Report on the life of nuclear power plants and new types of nuclear reactors
Parliamentary Report of the National Assembly, 2003.
This report 363 .pdf pages is a technical and economic inventory of civilian nuclear technology for electricity generation and includes 3 essential parts:
Chap. 1: Managing the life of the plants, an essential element of the optimization of the park, but not a sufficient element.
Chap. 2: EPR reactors and other 2015, link the parks today and tomorrow.
Chap. 3: Important R & D effort needed to succeed at the 2035 horizon, the development of other project reactors.
This is the 6 2002 November that the Economic Affairs Commission of the Environment and Territory of the National Assembly before the Parliamentary Office for Evaluation of Scientific and technological choice of a study on "the duration of life of nuclear power plants and new types of reactors. "
Appointed on November 20 2002, your Rapporteurs, under the procedure of the Office, prepared a feasibility study finding an effective opportunity to make a report on the matter within a few months. After this study was adopted on December 4 by the Parliamentary Office, the Rapporteurs were immediately put to work.
Some figures to quantify the work of preparation of this report: 110 hours of formal hearings in France and abroad, including a public hearing day 4 countries studied with multiple meetings on site, Finland, Sweden, Germany , United States, 180 people interviewed, many hours of informal discussions.
As is the practice increasingly common in the Parliamentary Office, a steering committee, whose members are gratefully acknowledged here, but whose responsibility is in no way bound by this text, provided effective help for select personalities to audition, identify key issues and analyze information provided by the interlocutors.
The text of the referral to the Economic Affairs Committee is clear. Accordingly, this report is neither the object to paint the picture of the pros and cons of nuclear power or to indicate if France would benefit in the future, reduce the share of nuclear in production 'electricity.
This report, in contrast, aim to answer simple but fundamental questions for the French electricity production.
What are the phenomena that can limit the operating life of nuclear power plants? How can we fight against the aging process, at what price and under what conditions of safety?
Moreover, if the political decision is made to renew our power plants, on which date he will start doing it? What are the available technologies as an extension of current technologies, or rather out with channels currently in use, and when?

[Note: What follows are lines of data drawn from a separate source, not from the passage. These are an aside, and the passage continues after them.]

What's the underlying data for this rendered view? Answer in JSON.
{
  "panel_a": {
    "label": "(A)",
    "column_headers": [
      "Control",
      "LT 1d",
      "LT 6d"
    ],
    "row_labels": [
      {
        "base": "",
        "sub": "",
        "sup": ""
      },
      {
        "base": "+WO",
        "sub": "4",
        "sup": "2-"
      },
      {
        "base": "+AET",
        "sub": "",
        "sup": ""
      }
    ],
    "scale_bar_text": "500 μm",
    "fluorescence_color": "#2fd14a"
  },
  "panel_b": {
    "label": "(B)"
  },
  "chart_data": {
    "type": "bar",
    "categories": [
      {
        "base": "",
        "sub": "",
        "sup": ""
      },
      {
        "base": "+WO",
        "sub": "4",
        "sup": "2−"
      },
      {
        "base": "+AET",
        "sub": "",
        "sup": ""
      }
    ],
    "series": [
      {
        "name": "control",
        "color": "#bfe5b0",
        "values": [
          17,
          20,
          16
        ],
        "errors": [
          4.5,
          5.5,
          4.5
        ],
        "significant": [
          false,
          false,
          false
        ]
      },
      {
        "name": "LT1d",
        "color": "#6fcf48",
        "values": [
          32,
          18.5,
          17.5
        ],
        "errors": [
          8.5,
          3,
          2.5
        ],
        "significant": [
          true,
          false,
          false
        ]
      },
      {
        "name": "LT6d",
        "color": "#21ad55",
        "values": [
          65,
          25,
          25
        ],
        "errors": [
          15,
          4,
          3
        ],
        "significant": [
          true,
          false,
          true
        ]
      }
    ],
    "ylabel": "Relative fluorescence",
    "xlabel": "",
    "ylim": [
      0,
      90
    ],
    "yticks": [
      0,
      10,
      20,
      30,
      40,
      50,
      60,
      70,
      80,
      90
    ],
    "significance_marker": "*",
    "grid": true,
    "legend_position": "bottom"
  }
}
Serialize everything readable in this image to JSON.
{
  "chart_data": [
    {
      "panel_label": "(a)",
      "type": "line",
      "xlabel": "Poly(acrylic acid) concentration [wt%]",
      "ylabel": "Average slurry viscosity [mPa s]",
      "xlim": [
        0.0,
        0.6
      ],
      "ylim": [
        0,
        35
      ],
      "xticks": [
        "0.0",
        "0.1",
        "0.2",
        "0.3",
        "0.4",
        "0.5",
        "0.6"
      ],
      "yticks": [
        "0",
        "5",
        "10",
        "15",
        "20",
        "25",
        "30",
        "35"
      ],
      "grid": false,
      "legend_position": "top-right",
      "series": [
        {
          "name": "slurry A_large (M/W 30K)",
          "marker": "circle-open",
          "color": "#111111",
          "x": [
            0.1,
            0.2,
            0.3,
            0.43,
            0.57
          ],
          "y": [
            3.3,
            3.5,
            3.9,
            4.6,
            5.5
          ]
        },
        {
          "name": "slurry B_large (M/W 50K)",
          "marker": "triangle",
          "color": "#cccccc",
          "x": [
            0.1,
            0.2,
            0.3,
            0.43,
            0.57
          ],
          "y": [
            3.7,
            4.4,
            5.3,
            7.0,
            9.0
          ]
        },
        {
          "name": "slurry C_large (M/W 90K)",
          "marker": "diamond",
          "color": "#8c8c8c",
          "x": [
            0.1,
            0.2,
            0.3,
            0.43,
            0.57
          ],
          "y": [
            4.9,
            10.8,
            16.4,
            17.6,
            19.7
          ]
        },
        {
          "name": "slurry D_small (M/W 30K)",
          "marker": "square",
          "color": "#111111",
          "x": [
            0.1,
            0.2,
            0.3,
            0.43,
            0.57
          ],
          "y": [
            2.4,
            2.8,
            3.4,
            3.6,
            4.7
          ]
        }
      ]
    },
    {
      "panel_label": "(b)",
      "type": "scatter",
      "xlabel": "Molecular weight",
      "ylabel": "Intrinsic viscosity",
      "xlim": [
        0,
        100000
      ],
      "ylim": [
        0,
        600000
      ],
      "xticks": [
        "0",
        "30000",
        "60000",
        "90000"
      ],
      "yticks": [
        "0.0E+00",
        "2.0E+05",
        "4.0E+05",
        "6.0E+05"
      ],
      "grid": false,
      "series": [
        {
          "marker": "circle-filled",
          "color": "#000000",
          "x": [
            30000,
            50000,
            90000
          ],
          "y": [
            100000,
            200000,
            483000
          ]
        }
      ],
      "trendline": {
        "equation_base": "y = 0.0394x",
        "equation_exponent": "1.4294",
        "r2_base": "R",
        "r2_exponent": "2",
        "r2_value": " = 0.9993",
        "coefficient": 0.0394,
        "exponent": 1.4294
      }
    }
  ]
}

For the country's nuclear operator EDF and what the public service of electricity to which the French are attached irrespective of their political affiliation, the life of the reactors currently in service is about tens of billions of euros.
The Parliamentary Office was in the first 1999 to put this issue on the public square, an issue that has a financial impact not only on the EDF's accounts, but also on the cost of electricity which we we have other consumers .
Beyond the situation of EDF and the electricity markets, operate reactors already amortized over the economic and financial plan for a period of 30, 40 or 50 years is indeed far from being indifferent to the competitiveness of French economy as a whole.
Similarly, France has built a nuclear industry which is one of its strengths in global competition is a source of jobs and in the future which we need to address so that it can offer to the country, when appropriate and where applicable, effective solutions to our energy supply.
Choosing an electricity production technology has always been of critical importance and great difficulty. We have seen in our country at the end of 1960 years, when it took effect a drastic revision of our choices and give up the graphite-gas sector for the benefit of pressurized water reactors. Certainly, the question of the life of nuclear power plants merit our attention.
France is committed since the beginning of the year in the preparation of guidance bill on energy, provided by the law of February 10 2000 on the modernization and development of the public electricity service.
As part of the national debate calendar organized by the Government, the report of the Parliamentary Office aims to contribute to the reflection of Parliament and of our fellow citizens on identifying timelines for our power plants and the choice of technology for its renewal.